Julgamento em Veneza
O Cais
Nº 107
Edição: março/2001
Tempos atrás, disse ao pequeno Rafael: “De vez em quando, o lobo aparece para um dedo de prosa…”. Voz trêmula, o menino indagou-me: “O lobo sai do disco?”. – e guardou apressadamente a bolacha de acetato.
Rafael teve razão ao expressar seu temor. Sempre lhe mostraram um lobo malvado. Como castigo, nenhum final feliz para o animal. Nas aventuras do Pequeno Polegar, é abatido a machadadas; em seu confronto com os três porquinhos, acaba escaldado num caldeirão de água fervente; na casa da avó de Chapeuzinho Vermelho, estrebucha após levar um balaço do caçador.
Em outubro de 1984, em Veneza, realizou-se inusitado julgamento. Na acusação, Aurélio Verger. Na defesa, Domenico Carboni Schittar. No banco dos réus, o Lobo Mau. A pendenga jurídica está descrita num livro de 197 páginas, Cappuccetto Rosso ed il suo lupo – um processo a Venezia.
Seria o lobo culpado de invasão de domicílio e homicídio? Aurelio Verger foi além: para ele, o animal em questão era a transfiguração de um homem sexualmente faminto, capaz de sentir atração por meninas e até mesmo por vovozinhas.
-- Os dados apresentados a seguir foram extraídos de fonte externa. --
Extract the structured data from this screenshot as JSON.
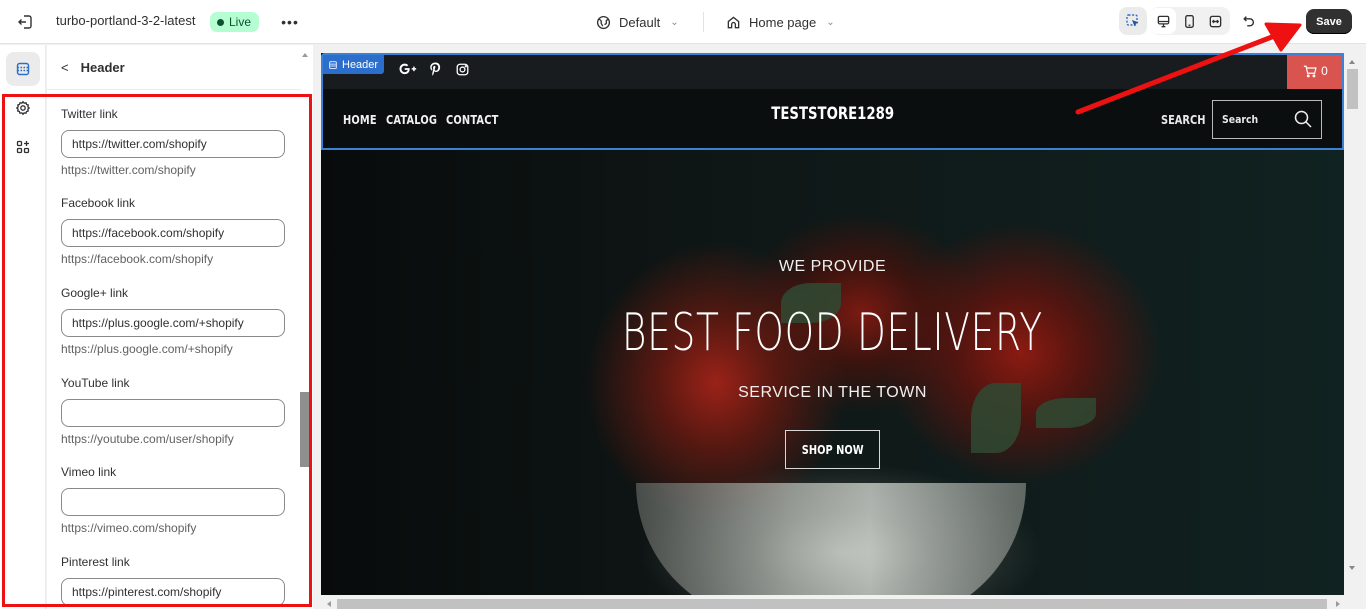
{
  "topbar": {
    "store_name": "turbo-portland-3-2-latest",
    "status_badge": "Live",
    "more_label": "•••",
    "theme_dropdown": "Default",
    "page_dropdown": "Home page",
    "save_label": "Save",
    "icons": {
      "exit": "exit-icon",
      "globe": "globe-icon",
      "home": "home-icon",
      "inspector": "select-inspector-icon",
      "desktop": "desktop-icon",
      "mobile": "mobile-icon",
      "fullscreen": "fullscreen-icon",
      "undo": "undo-icon"
    },
    "colors": {
      "live_bg": "#b4fed2",
      "live_text": "#0c5132",
      "save_bg": "#303030"
    }
  },
  "rail": {
    "items": [
      {
        "name": "sections",
        "icon": "sections-icon",
        "active": true
      },
      {
        "name": "theme-settings",
        "icon": "gear-icon",
        "active": false
      },
      {
        "name": "apps",
        "icon": "apps-icon",
        "active": false
      }
    ]
  },
  "panel": {
    "back_label": "<",
    "title": "Header",
    "fields": [
      {
        "label": "Twitter link",
        "value": "https://twitter.com/shopify",
        "hint": "https://twitter.com/shopify"
      },
      {
        "label": "Facebook link",
        "value": "https://facebook.com/shopify",
        "hint": "https://facebook.com/shopify"
      },
      {
        "label": "Google+ link",
        "value": "https://plus.google.com/+shopify",
        "hint": "https://plus.google.com/+shopify"
      },
      {
        "label": "YouTube link",
        "value": "",
        "hint": "https://youtube.com/user/shopify"
      },
      {
        "label": "Vimeo link",
        "value": "",
        "hint": "https://vimeo.com/shopify"
      },
      {
        "label": "Pinterest link",
        "value": "https://pinterest.com/shopify",
        "hint": ""
      }
    ]
  },
  "preview": {
    "section_tag": "Header",
    "social_icons": [
      "google-plus-icon",
      "pinterest-icon",
      "instagram-icon"
    ],
    "cart_count": "0",
    "nav": [
      "HOME",
      "CATALOG",
      "CONTACT"
    ],
    "store_logo": "TESTSTORE1289",
    "search_label": "SEARCH",
    "search_placeholder": "Search",
    "hero": {
      "pretitle": "WE PROVIDE",
      "title": "BEST FOOD DELIVERY",
      "subtitle": "SERVICE IN THE TOWN",
      "button": "SHOP NOW"
    },
    "colors": {
      "cart_bg": "#d9534f",
      "selection": "#3b82d6",
      "header_bg": "#0b0e0e"
    }
  },
  "annotation": {
    "highlight_color": "#ee1111",
    "arrow_target": "save-button"
  }
}
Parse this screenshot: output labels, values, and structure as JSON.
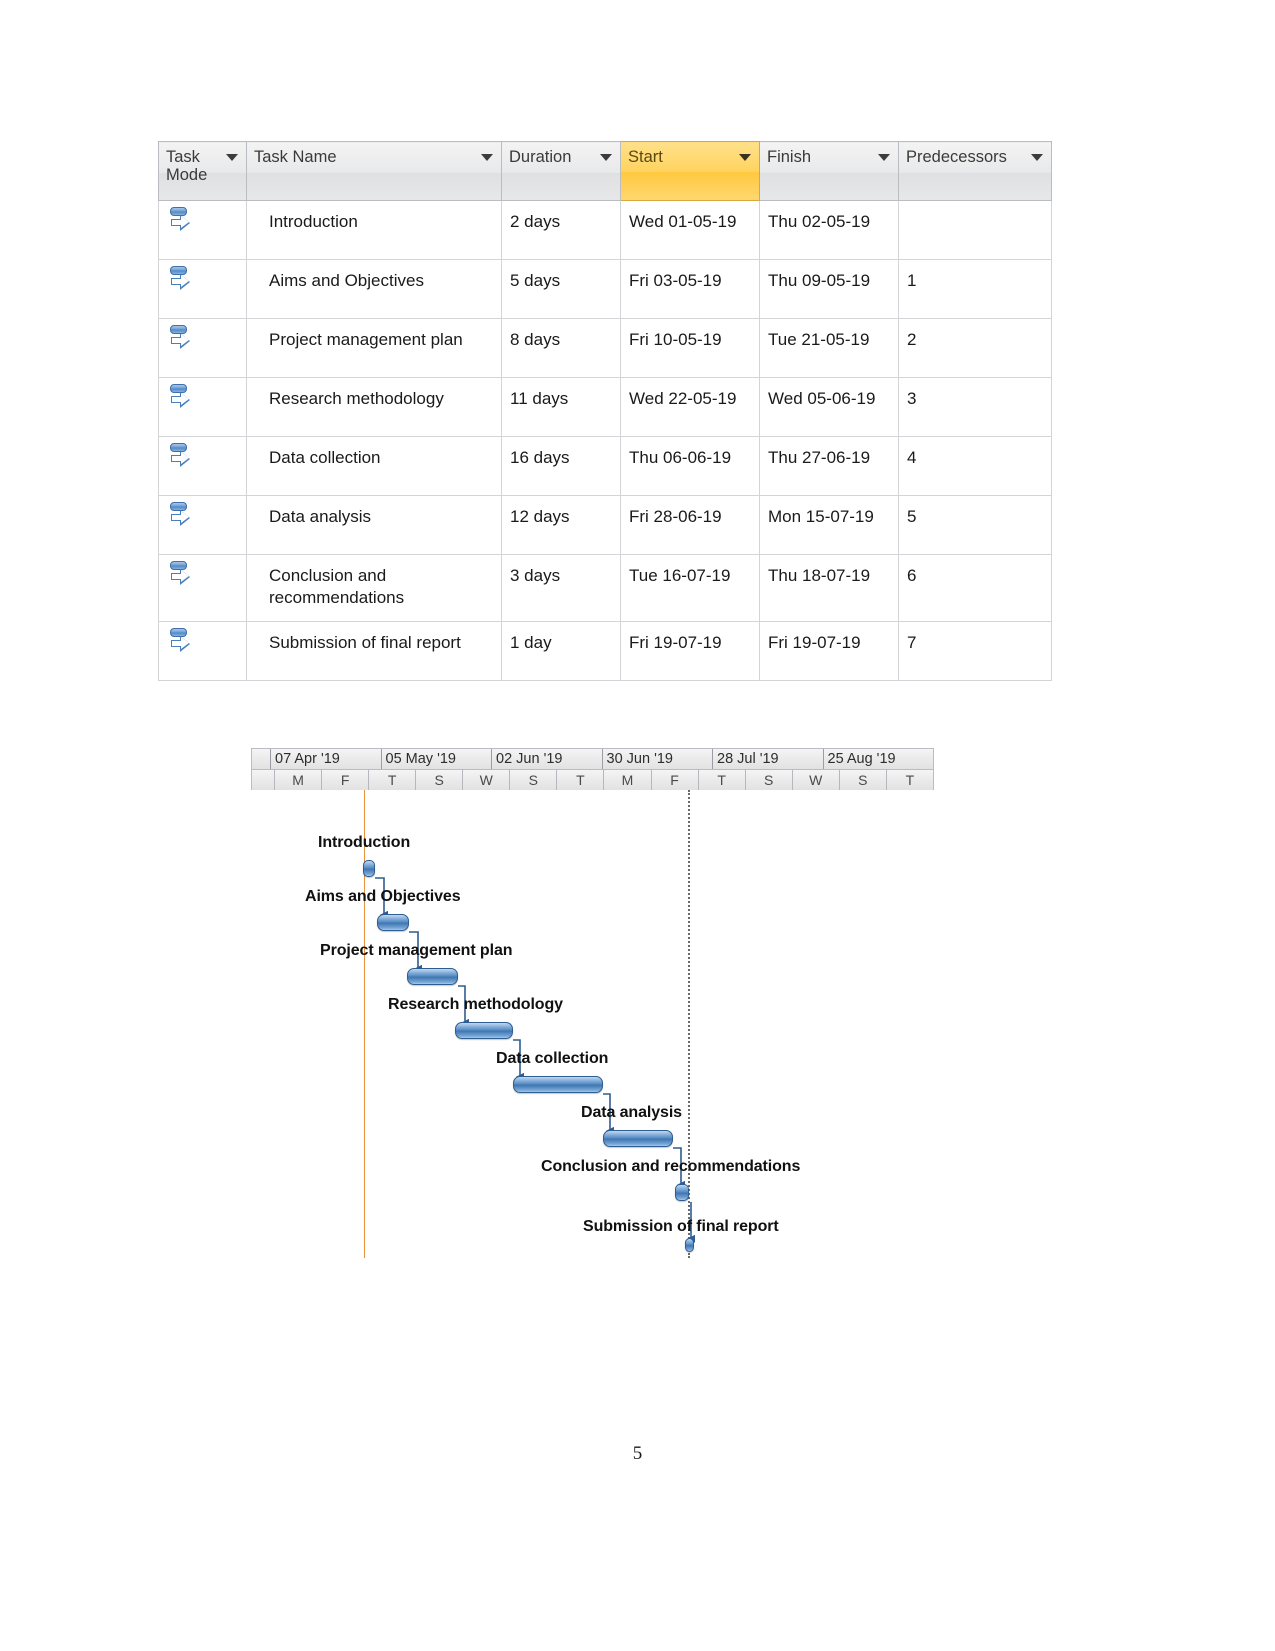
{
  "table": {
    "columns": [
      {
        "key": "task_mode",
        "label": "Task Mode",
        "highlighted": false
      },
      {
        "key": "task_name",
        "label": "Task Name",
        "highlighted": false
      },
      {
        "key": "duration",
        "label": "Duration",
        "highlighted": false
      },
      {
        "key": "start",
        "label": "Start",
        "highlighted": true
      },
      {
        "key": "finish",
        "label": "Finish",
        "highlighted": false
      },
      {
        "key": "predecessors",
        "label": "Predecessors",
        "highlighted": false
      }
    ],
    "highlight_color": "#FFD35E",
    "header_color": "#E8E9EA",
    "mode_icon": "auto-schedule-icon",
    "rows": [
      {
        "task_name": "Introduction",
        "duration": "2 days",
        "start": "Wed 01-05-19",
        "finish": "Thu 02-05-19",
        "predecessors": ""
      },
      {
        "task_name": "Aims and Objectives",
        "duration": "5 days",
        "start": "Fri 03-05-19",
        "finish": "Thu 09-05-19",
        "predecessors": "1"
      },
      {
        "task_name": "Project management plan",
        "duration": "8 days",
        "start": "Fri 10-05-19",
        "finish": "Tue 21-05-19",
        "predecessors": "2"
      },
      {
        "task_name": "Research methodology",
        "duration": "11 days",
        "start": "Wed 22-05-19",
        "finish": "Wed 05-06-19",
        "predecessors": "3"
      },
      {
        "task_name": "Data collection",
        "duration": "16 days",
        "start": "Thu 06-06-19",
        "finish": "Thu 27-06-19",
        "predecessors": "4"
      },
      {
        "task_name": "Data analysis",
        "duration": "12 days",
        "start": "Fri 28-06-19",
        "finish": "Mon 15-07-19",
        "predecessors": "5"
      },
      {
        "task_name": "Conclusion and recommendations",
        "duration": "3 days",
        "start": "Tue 16-07-19",
        "finish": "Thu 18-07-19",
        "predecessors": "6"
      },
      {
        "task_name": "Submission of final report",
        "duration": "1 day",
        "start": "Fri 19-07-19",
        "finish": "Fri 19-07-19",
        "predecessors": "7"
      }
    ]
  },
  "chart_data": {
    "type": "bar",
    "title": "",
    "xlabel": "",
    "ylabel": "",
    "grid": false,
    "timeline": {
      "major_ticks": [
        "07 Apr '19",
        "05 May '19",
        "02 Jun '19",
        "30 Jun '19",
        "28 Jul '19",
        "25 Aug '19"
      ],
      "minor_ticks": [
        "M",
        "F",
        "T",
        "S",
        "W",
        "S",
        "T",
        "M",
        "F",
        "T",
        "S",
        "W",
        "S",
        "T"
      ],
      "range_start": "07 Apr '19",
      "range_end": "25 Aug '19"
    },
    "markers": [
      {
        "name": "project-start-line",
        "label": "",
        "color": "#E8933B",
        "style": "solid"
      },
      {
        "name": "status-line",
        "label": "",
        "color": "#6A6A6A",
        "style": "dotted"
      }
    ],
    "categories": [
      "Introduction",
      "Aims and Objectives",
      "Project management plan",
      "Research methodology",
      "Data collection",
      "Data analysis",
      "Conclusion and recommendations",
      "Submission of final report"
    ],
    "bars": [
      {
        "label": "Introduction",
        "start": "Wed 01-05-19",
        "finish": "Thu 02-05-19",
        "duration_days": 2,
        "predecessor": ""
      },
      {
        "label": "Aims and Objectives",
        "start": "Fri 03-05-19",
        "finish": "Thu 09-05-19",
        "duration_days": 5,
        "predecessor": "1"
      },
      {
        "label": "Project management plan",
        "start": "Fri 10-05-19",
        "finish": "Tue 21-05-19",
        "duration_days": 8,
        "predecessor": "2"
      },
      {
        "label": "Research methodology",
        "start": "Wed 22-05-19",
        "finish": "Wed 05-06-19",
        "duration_days": 11,
        "predecessor": "3"
      },
      {
        "label": "Data collection",
        "start": "Thu 06-06-19",
        "finish": "Thu 27-06-19",
        "duration_days": 16,
        "predecessor": "4"
      },
      {
        "label": "Data analysis",
        "start": "Fri 28-06-19",
        "finish": "Mon 15-07-19",
        "duration_days": 12,
        "predecessor": "5"
      },
      {
        "label": "Conclusion and recommendations",
        "start": "Tue 16-07-19",
        "finish": "Thu 18-07-19",
        "duration_days": 3,
        "predecessor": "6"
      },
      {
        "label": "Submission of final report",
        "start": "Fri 19-07-19",
        "finish": "Fri 19-07-19",
        "duration_days": 1,
        "predecessor": "7"
      }
    ],
    "bar_color": "#4F85C0",
    "bar_border_color": "#2E5D91",
    "link_color": "#2E5D91"
  },
  "page": {
    "number": "5"
  }
}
Tarado sexual, portanto!
Domenico Schittar apegou-se à tese de que Chapeuzinho Vermelho seria uma adolescente de 15 anos presumíveis. Por detrás do conto, camuflar-se-ia um rito de iniciação sexual de uma tribo africana primitiva, cujo objetivo era tornar as iniciadas temerosas e obedientes.
O júri popular considerou o conto dos irmãos Grimm, que esconde esse aspecto, como a transposição literária do mencionado ritual. Sendo assim, o lobo não era lobo, era homem. Isso posto, absolveu o réu! Deve-se, portanto, a Domenico Schittar a redenção do Lobo Mau. Pena que Rafael tenha crescido. Provavelmente, ele já não se permita a magia de outros tempos. Caso contrário, poderíamos marcar um encontro como o redimido canídeo.